UnHerd's mascot  – a cow – has also created some confusion, compounded by another line in the writing tips describing it as "a cow, who like our target readers, tends to avoid herds and behave in unmissable ways as a result". At least Montgomerie only picked the second-most famous poster animal for herding behaviour. It could have been a sheep. In any case, the line has since disappeared from the post – suggesting the zoological inadequacy of the metaphor may have been recognised. 

There is one way in which UnHerd perfectly embodies its stated aim of avoiding the new – the idea that we need to address the frenetic nature of modern news has been around for years.

"Slow news" – a more considered approach to what's going on in the world that takes in the bigger picture – has been talked about since at least the beginning of this decade.

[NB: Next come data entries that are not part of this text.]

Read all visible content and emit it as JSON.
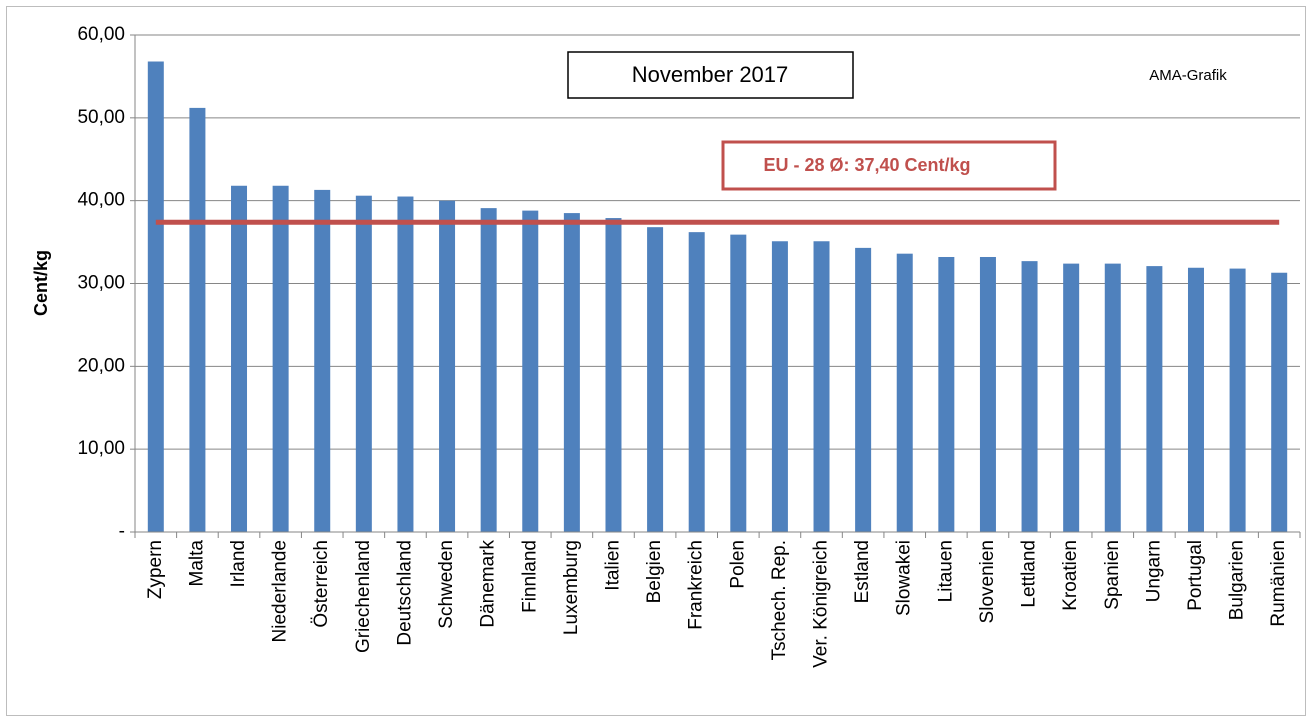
{
  "chart_data": {
    "type": "bar",
    "title": "November 2017",
    "annotation": "AMA-Grafik",
    "y_label": "Cent/kg",
    "categories": [
      "Zypern",
      "Malta",
      "Irland",
      "Niederlande",
      "Österreich",
      "Griechenland",
      "Deutschland",
      "Schweden",
      "Dänemark",
      "Finnland",
      "Luxemburg",
      "Italien",
      "Belgien",
      "Frankreich",
      "Polen",
      "Tschech. Rep.",
      "Ver. Königreich",
      "Estland",
      "Slowakei",
      "Litauen",
      "Slovenien",
      "Lettland",
      "Kroatien",
      "Spanien",
      "Ungarn",
      "Portugal",
      "Bulgarien",
      "Rumänien"
    ],
    "values": [
      56.8,
      51.2,
      41.8,
      41.8,
      41.3,
      40.6,
      40.5,
      40.0,
      39.1,
      38.8,
      38.5,
      37.9,
      36.8,
      36.2,
      35.9,
      35.1,
      35.1,
      34.3,
      33.6,
      33.2,
      33.2,
      32.7,
      32.4,
      32.4,
      32.1,
      31.9,
      31.8,
      31.3
    ],
    "color": "#4f81bd",
    "ylim": [
      0,
      60
    ],
    "yticks": [
      {
        "value": 0,
        "label": "-"
      },
      {
        "value": 10,
        "label": "10,00"
      },
      {
        "value": 20,
        "label": "20,00"
      },
      {
        "value": 30,
        "label": "30,00"
      },
      {
        "value": 40,
        "label": "40,00"
      },
      {
        "value": 50,
        "label": "50,00"
      },
      {
        "value": 60,
        "label": "60,00"
      }
    ],
    "grid": true,
    "reference_line": {
      "value": 37.4,
      "label": "EU - 28 Ø: 37,40 Cent/kg",
      "color": "#c0504d"
    }
  }
}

In fact, it's been around so long that it has become positively mainstream. That pusher of rolling coverage the BBC has been talking about using slow news to counteract fake news, and Montgomerie's old employers, the Times decided last year to move to publishing digital editions at set points during the day, rather than constantly updating as stories break. Even the Guardian – which has most enthusiastically embraced the crack-cocaine of rolling web coverage, the live blog – also publishes regular long reads taking a deep dive into a weighty subject. 

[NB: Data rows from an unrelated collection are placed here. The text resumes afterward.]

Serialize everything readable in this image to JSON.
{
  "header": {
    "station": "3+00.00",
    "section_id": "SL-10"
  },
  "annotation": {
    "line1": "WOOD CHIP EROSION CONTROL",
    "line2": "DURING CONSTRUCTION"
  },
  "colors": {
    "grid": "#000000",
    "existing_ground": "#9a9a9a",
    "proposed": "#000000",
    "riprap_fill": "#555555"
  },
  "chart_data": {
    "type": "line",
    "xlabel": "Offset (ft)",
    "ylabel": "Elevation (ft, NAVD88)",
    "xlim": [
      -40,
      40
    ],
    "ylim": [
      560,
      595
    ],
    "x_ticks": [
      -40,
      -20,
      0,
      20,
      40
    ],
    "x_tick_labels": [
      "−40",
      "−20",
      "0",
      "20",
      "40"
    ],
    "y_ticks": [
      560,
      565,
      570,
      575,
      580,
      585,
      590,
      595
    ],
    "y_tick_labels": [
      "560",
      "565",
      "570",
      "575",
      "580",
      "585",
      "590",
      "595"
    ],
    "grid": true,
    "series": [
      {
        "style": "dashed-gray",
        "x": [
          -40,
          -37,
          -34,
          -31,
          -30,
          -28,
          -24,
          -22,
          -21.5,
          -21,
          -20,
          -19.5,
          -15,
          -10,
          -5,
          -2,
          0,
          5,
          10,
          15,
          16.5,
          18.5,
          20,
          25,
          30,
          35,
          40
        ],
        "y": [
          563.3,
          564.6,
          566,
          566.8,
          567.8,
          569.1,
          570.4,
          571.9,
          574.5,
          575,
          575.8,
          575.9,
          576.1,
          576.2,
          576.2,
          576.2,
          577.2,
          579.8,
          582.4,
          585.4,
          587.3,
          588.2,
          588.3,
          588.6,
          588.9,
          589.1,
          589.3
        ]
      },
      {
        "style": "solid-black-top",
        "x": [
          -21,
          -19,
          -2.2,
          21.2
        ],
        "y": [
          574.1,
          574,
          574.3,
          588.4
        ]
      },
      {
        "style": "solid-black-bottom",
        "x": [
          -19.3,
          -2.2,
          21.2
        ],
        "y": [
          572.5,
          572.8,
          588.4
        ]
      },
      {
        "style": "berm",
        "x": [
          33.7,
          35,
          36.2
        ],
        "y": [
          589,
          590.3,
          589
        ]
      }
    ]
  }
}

UnHerd may well find an audience particularly attuned to its approach and values. It intends to introduce paid services – an especially good idea given the perverse incentives to chase traffic that come with relying on digital advertising. The ethos it is pitching may well help persuade people to pay, and I don't doubt Montgomerie will be able to find good writers who will deal with big ideas in interesting ways. 

But the idea UnHerd is offering a groundbreaking solution to information overload is faintly ludicrous. There are plenty of ways for people to disengage from the news cycle – and plenty of sources of information and good writing that allow people to do it while staying informed. It's just that given so many opportunities to stay up to date with what has just happened, few people decide they would rather not know.